17-03-2026 13:51 - La Guinée, le Liberia et la Sierra Leone s'engagent à résoudre leurs tensions frontalières par le «dialogue»
RFI AFRIQUE -
La Guinée, le Liberia et la Sierra Leone se sont engagés à résoudre par le « dialogue » et de « manière diplomatique » leurs différends frontaliers, alors que Conakry a déployé dimanche des troupes à sa frontière avec le Liberia, selon un communiqué lu lundi soir 16 mars à la télévision nationale guinéenne.
Le chef d'État guinéen Mamadi Doumbouya a reçu ce lundi 16 mars à Conakry son homologue libérien Joseph Boakai et le dirigeant sierra-léonais Julius Maada Bio lors d'un sommet à huis clos concernant les récentes tensions aux frontières communes de leurs trois pays à propos de la délimitation de leurs territoires respectifs.
La Côte d'Ivoire, qui a une frontière commune avec la Guinée et le Liberia, était également représentée à la rencontre « en qualité de pays témoin », selon les autorités guinéennes.
Les leaders des trois pays n’ont fait aucune déclaration. C’est le ministre guinéen des Affaires étrangères, Morissanda Kouyaté, qui a lu le communiqué commun : « Les parties se sont engagées en faveur de la paix, de la sécurité, de la stabilité et du développement au sein de l’Union du Fleuve Mano. À cet effet, elles ont appelé au retour du statu quo de coexistence pacifique entre les communautés frontalières. »
Ces échanges se sont tenus en présence de la ministre ivoirienne des Affaires étrangères, Nialé Kaba. Quatrième État de l’Union du fleuve Mano, la Côte d’Ivoire a joué le rôle d’observateur. Et la volonté commune d’accentuer la coopération sécuritaire a été affichée.
« Les parties se sont engagées à poursuivre une coopération sécuritaire et ceci par l’intensification des patrouilles et des opérations frontalières conjointes, l’échange régulier d’échanges de renseignements et d’informations sécuritaires et l’établissement de mécanismes de communication rapides entre les autorités locales et les forces de sécurité », a ajouté Morissanda Kouyaté.
Les trois États ouest-africains ont également annoncé la création de commissions conjointes techniques pour « examiner les questions de délimitation et de gestion des frontières », appelant leurs populations respectives au calme.
Conséquence directe de cette rencontre : l’armée guinéenne a annoncé, via un communiqué, le retrait immédiat de ses troupes déployées à la frontière. Un nouveau sommet de l’Union du Fleuve Mano a été annoncé. Il doit se tenir dans un délai d’un mois.
Soldats déployés à la frontière depuis les tensions
Des tensions ont éclaté ces derniers jours entre la Guinée et son voisin du Liberia à leur frontière commune, provoquant des affrontements entre des civils libériens et des soldats guinéens, selon un communiqué lundi matin du ministère libérien des Affaires étrangères.
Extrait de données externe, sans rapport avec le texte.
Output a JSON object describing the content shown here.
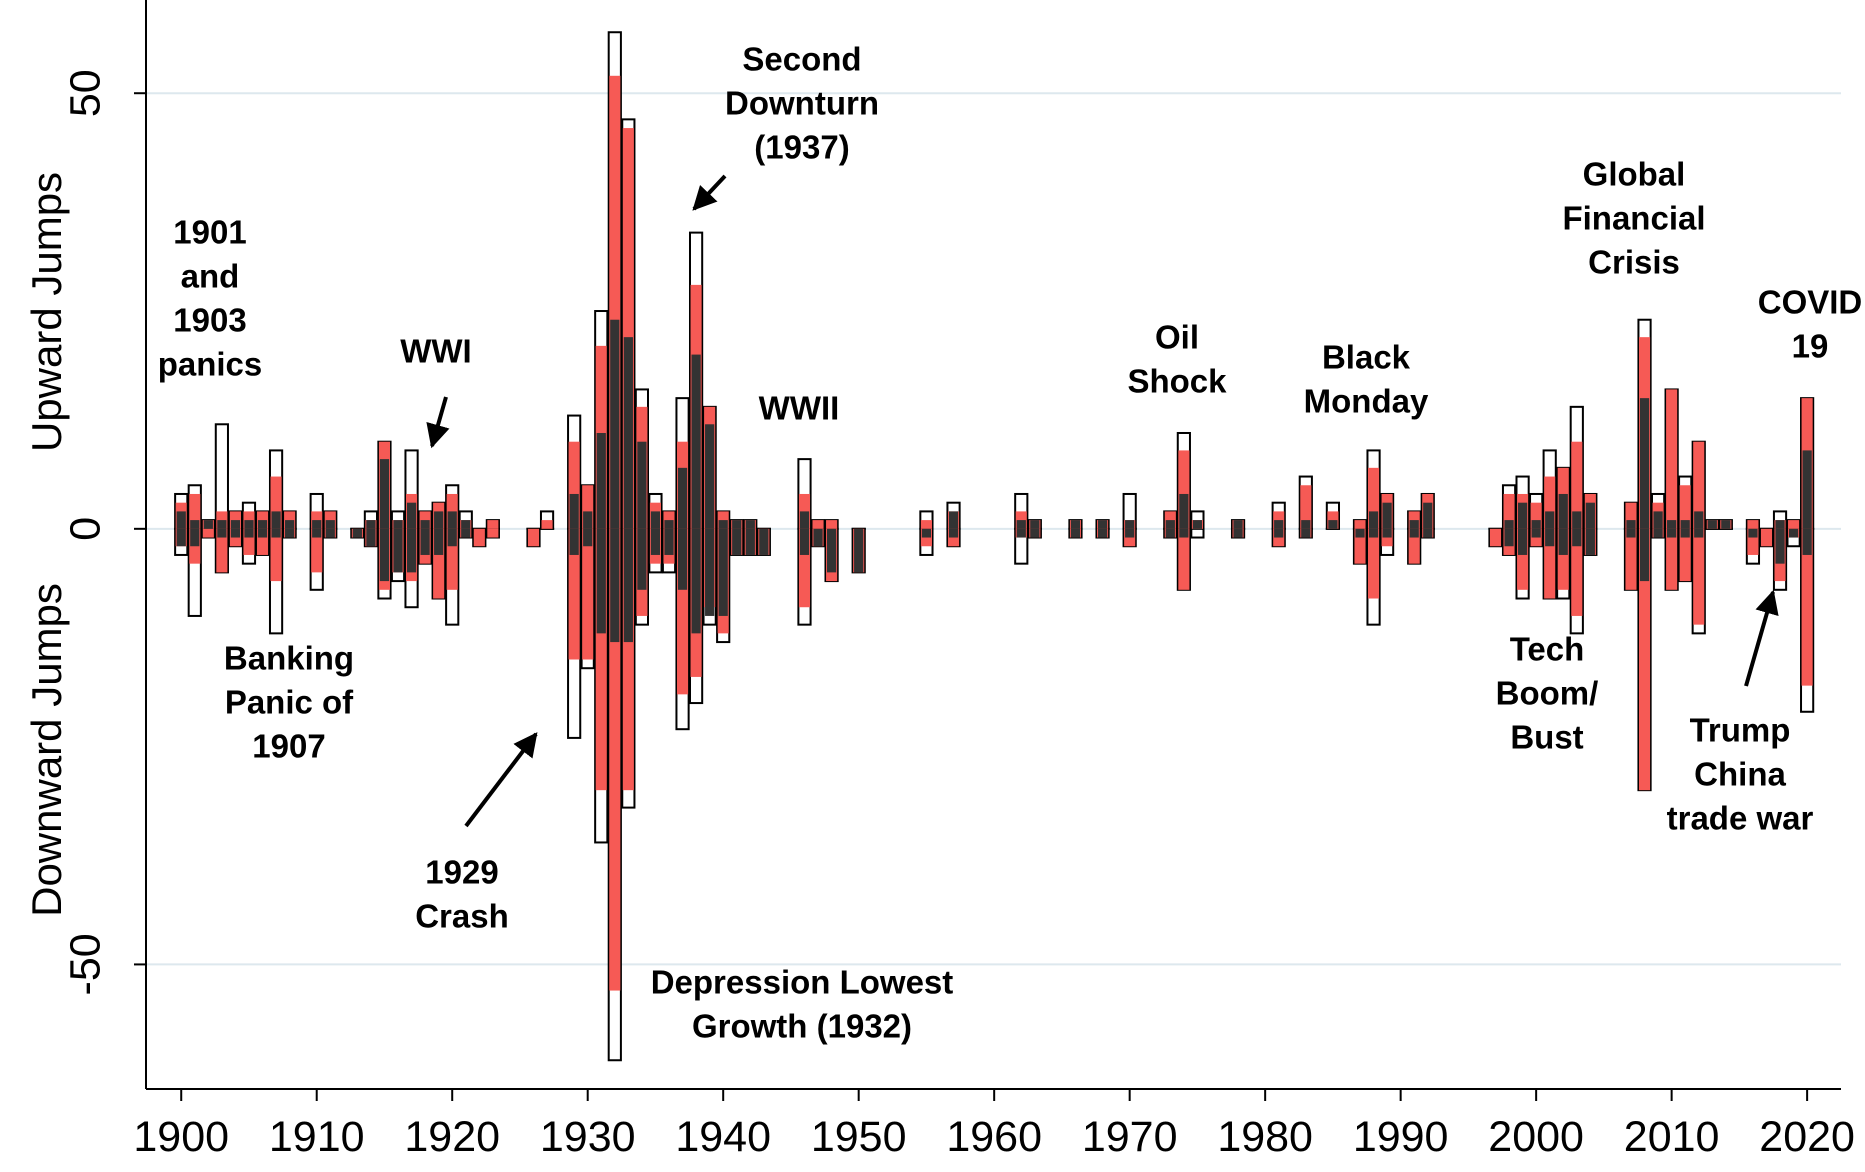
{
  "chart_data": {
    "type": "bar",
    "y_label_top": "Upward Jumps",
    "y_label_bottom": "Downward Jumps",
    "x": [
      1900,
      1901,
      1902,
      1903,
      1904,
      1905,
      1906,
      1907,
      1908,
      1910,
      1911,
      1913,
      1914,
      1915,
      1916,
      1917,
      1918,
      1919,
      1920,
      1921,
      1922,
      1923,
      1926,
      1927,
      1929,
      1930,
      1931,
      1932,
      1933,
      1934,
      1935,
      1936,
      1937,
      1938,
      1939,
      1940,
      1941,
      1942,
      1943,
      1946,
      1947,
      1948,
      1950,
      1955,
      1957,
      1962,
      1963,
      1966,
      1968,
      1970,
      1973,
      1974,
      1975,
      1978,
      1981,
      1983,
      1985,
      1987,
      1988,
      1989,
      1991,
      1992,
      1997,
      1998,
      1999,
      2000,
      2001,
      2002,
      2003,
      2004,
      2007,
      2008,
      2009,
      2010,
      2011,
      2012,
      2013,
      2014,
      2016,
      2017,
      2018,
      2019,
      2020
    ],
    "series": [
      {
        "color": "#ffffff",
        "stroke": "#000000",
        "values": [
          4,
          5,
          1,
          12,
          2,
          3,
          2,
          9,
          2,
          4,
          2,
          0,
          2,
          10,
          2,
          9,
          2,
          3,
          5,
          2,
          0,
          1,
          0,
          2,
          13,
          5,
          25,
          57,
          47,
          16,
          4,
          2,
          15,
          34,
          14,
          2,
          1,
          1,
          0,
          8,
          1,
          1,
          0,
          2,
          3,
          4,
          1,
          1,
          1,
          4,
          2,
          11,
          2,
          1,
          3,
          6,
          3,
          1,
          9,
          4,
          2,
          4,
          0,
          5,
          6,
          4,
          9,
          7,
          14,
          4,
          3,
          24,
          4,
          16,
          6,
          10,
          1,
          1,
          1,
          0,
          2,
          1,
          15
        ]
      },
      {
        "color": "#ffffff",
        "stroke": "#000000",
        "values": [
          -3,
          -10,
          -1,
          -5,
          -2,
          -4,
          -3,
          -12,
          -1,
          -7,
          -1,
          -1,
          -2,
          -8,
          -6,
          -9,
          -4,
          -8,
          -11,
          -1,
          -2,
          -1,
          -2,
          0,
          -24,
          -16,
          -36,
          -61,
          -32,
          -11,
          -5,
          -5,
          -23,
          -20,
          -11,
          -13,
          -3,
          -3,
          -3,
          -11,
          -2,
          -6,
          -5,
          -3,
          -2,
          -4,
          -1,
          -1,
          -1,
          -2,
          -1,
          -7,
          -1,
          -1,
          -2,
          -1,
          0,
          -4,
          -11,
          -3,
          -4,
          -1,
          -2,
          -3,
          -8,
          -2,
          -8,
          -8,
          -12,
          -3,
          -7,
          -30,
          -1,
          -7,
          -6,
          -12,
          0,
          0,
          -4,
          -2,
          -7,
          -2,
          -21
        ]
      },
      {
        "color": "#f65a55",
        "values": [
          3,
          4,
          1,
          2,
          2,
          2,
          2,
          6,
          2,
          2,
          2,
          0,
          1,
          10,
          1,
          4,
          2,
          3,
          4,
          1,
          0,
          1,
          0,
          1,
          10,
          5,
          21,
          52,
          46,
          14,
          3,
          2,
          10,
          28,
          14,
          2,
          1,
          1,
          0,
          4,
          1,
          1,
          0,
          1,
          2,
          2,
          1,
          1,
          1,
          1,
          2,
          9,
          1,
          1,
          2,
          5,
          2,
          1,
          7,
          4,
          2,
          4,
          0,
          4,
          4,
          3,
          6,
          7,
          10,
          4,
          3,
          22,
          3,
          16,
          5,
          10,
          1,
          1,
          1,
          0,
          1,
          1,
          15
        ]
      },
      {
        "color": "#f65a55",
        "values": [
          -2,
          -4,
          -1,
          -5,
          -2,
          -3,
          -3,
          -6,
          -1,
          -5,
          -1,
          -1,
          -2,
          -7,
          -5,
          -6,
          -4,
          -8,
          -7,
          -1,
          -2,
          -1,
          -2,
          0,
          -15,
          -15,
          -30,
          -53,
          -30,
          -10,
          -4,
          -4,
          -19,
          -17,
          -9,
          -12,
          -3,
          -3,
          -3,
          -9,
          -2,
          -6,
          -5,
          -2,
          -2,
          -1,
          -1,
          -1,
          -1,
          -2,
          -1,
          -7,
          0,
          -1,
          -2,
          -1,
          0,
          -4,
          -8,
          -2,
          -4,
          -1,
          -2,
          -3,
          -7,
          -2,
          -8,
          -7,
          -10,
          -3,
          -7,
          -30,
          -1,
          -7,
          -6,
          -11,
          0,
          0,
          -3,
          -2,
          -6,
          -1,
          -18
        ]
      },
      {
        "color": "#333333",
        "values": [
          2,
          1,
          1,
          1,
          1,
          1,
          1,
          2,
          1,
          1,
          1,
          0,
          1,
          8,
          1,
          3,
          1,
          2,
          2,
          1,
          0,
          0,
          0,
          0,
          4,
          2,
          11,
          24,
          22,
          10,
          2,
          1,
          7,
          20,
          12,
          1,
          1,
          1,
          0,
          2,
          0,
          0,
          0,
          0,
          2,
          1,
          1,
          1,
          1,
          1,
          1,
          4,
          1,
          1,
          1,
          1,
          1,
          0,
          2,
          3,
          1,
          3,
          0,
          1,
          3,
          1,
          2,
          4,
          2,
          3,
          1,
          15,
          2,
          1,
          1,
          2,
          1,
          1,
          0,
          0,
          1,
          0,
          9
        ]
      },
      {
        "color": "#333333",
        "values": [
          -2,
          -2,
          0,
          -1,
          -1,
          -1,
          -1,
          -1,
          -1,
          -1,
          -1,
          -1,
          -2,
          -6,
          -5,
          -5,
          -3,
          -3,
          -2,
          -1,
          0,
          0,
          0,
          0,
          -3,
          -2,
          -12,
          -13,
          -13,
          -7,
          -3,
          -3,
          -7,
          -12,
          -10,
          -10,
          -3,
          -3,
          -3,
          -3,
          -2,
          -5,
          -5,
          -1,
          -1,
          -1,
          -1,
          -1,
          -1,
          -1,
          -1,
          -1,
          0,
          -1,
          -1,
          -1,
          0,
          -1,
          -1,
          -1,
          -1,
          -1,
          0,
          -2,
          -3,
          -1,
          -2,
          -3,
          -2,
          -3,
          -1,
          -6,
          -1,
          -1,
          -1,
          -1,
          0,
          0,
          -1,
          0,
          -4,
          -1,
          -3
        ]
      }
    ],
    "xlim": [
      1897.4,
      2022.5
    ],
    "ylim": [
      -64.3,
      60.7
    ],
    "xticks": [
      1900,
      1910,
      1920,
      1930,
      1940,
      1950,
      1960,
      1970,
      1980,
      1990,
      2000,
      2010,
      2020
    ],
    "yticks": [
      -50,
      0,
      50
    ],
    "grid": true,
    "annotations": [
      [
        "1901",
        "and",
        "1903",
        "panics"
      ],
      [
        "WWI"
      ],
      [
        "Banking",
        "Panic of",
        "1907"
      ],
      [
        "1929",
        "Crash"
      ],
      [
        "Second",
        "Downturn",
        "(1937)"
      ],
      [
        "WWII"
      ],
      [
        "Depression Lowest",
        "Growth (1932)"
      ],
      [
        "Oil",
        "Shock"
      ],
      [
        "Black",
        "Monday"
      ],
      [
        "Global",
        "Financial",
        "Crisis"
      ],
      [
        "Tech",
        "Boom/",
        "Bust"
      ],
      [
        "COVID",
        "19"
      ],
      [
        "Trump",
        "China",
        "trade war"
      ]
    ]
  }
}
Signe des tensions, les autorités guinéennes avaient déployé des soldats à leur frontière avec le Liberia, selon des images diffusées par la Direction de l'information et des relations publiques des armées (Dirpa). Les images, reprises par la télévision nationale, RTG, montrent une colonne de véhicules militaires (pick-up, blindés, camions) stationnés devant un camp et des soldats lourdement armés. On y voit également le général Mamadi Doumbouya leur remettre le drapeau national avant leur départ.
Jeudi, le gouvernement libérien avait appelé sa population habitant à la frontière avec la Guinée à « rester calme » et à éviter une escalade alors que des tensions avaient éclaté dans cette région, faisant un blessé.
Fin février, des incidents frontaliers avaient également eu lieu entre la Guinée et la Sierra Leone, les deux pays s'étant mutuellement accusés d'incursions militaires sur leurs territoires à leur frontière commune.
L'Union du fleuve Mano a été créée le 3 octobre 1973 par la « Déclaration de Malema » signée par le président William Tolbert de la République du Liberia et le président Dr Siaka Stevens de la République de Sierra Leone. L'Union a été élargie par l'adhésion de la République de Guinée le 28 octobre 1980. La République de Côte d'Ivoire y a adhéré le 15 mai 2008. L'organisation vise à faciliter le libre-échange dans le commerce, le développement des infrastructures et le renforcement de la sécurité dans le bassin du fleuve Mano.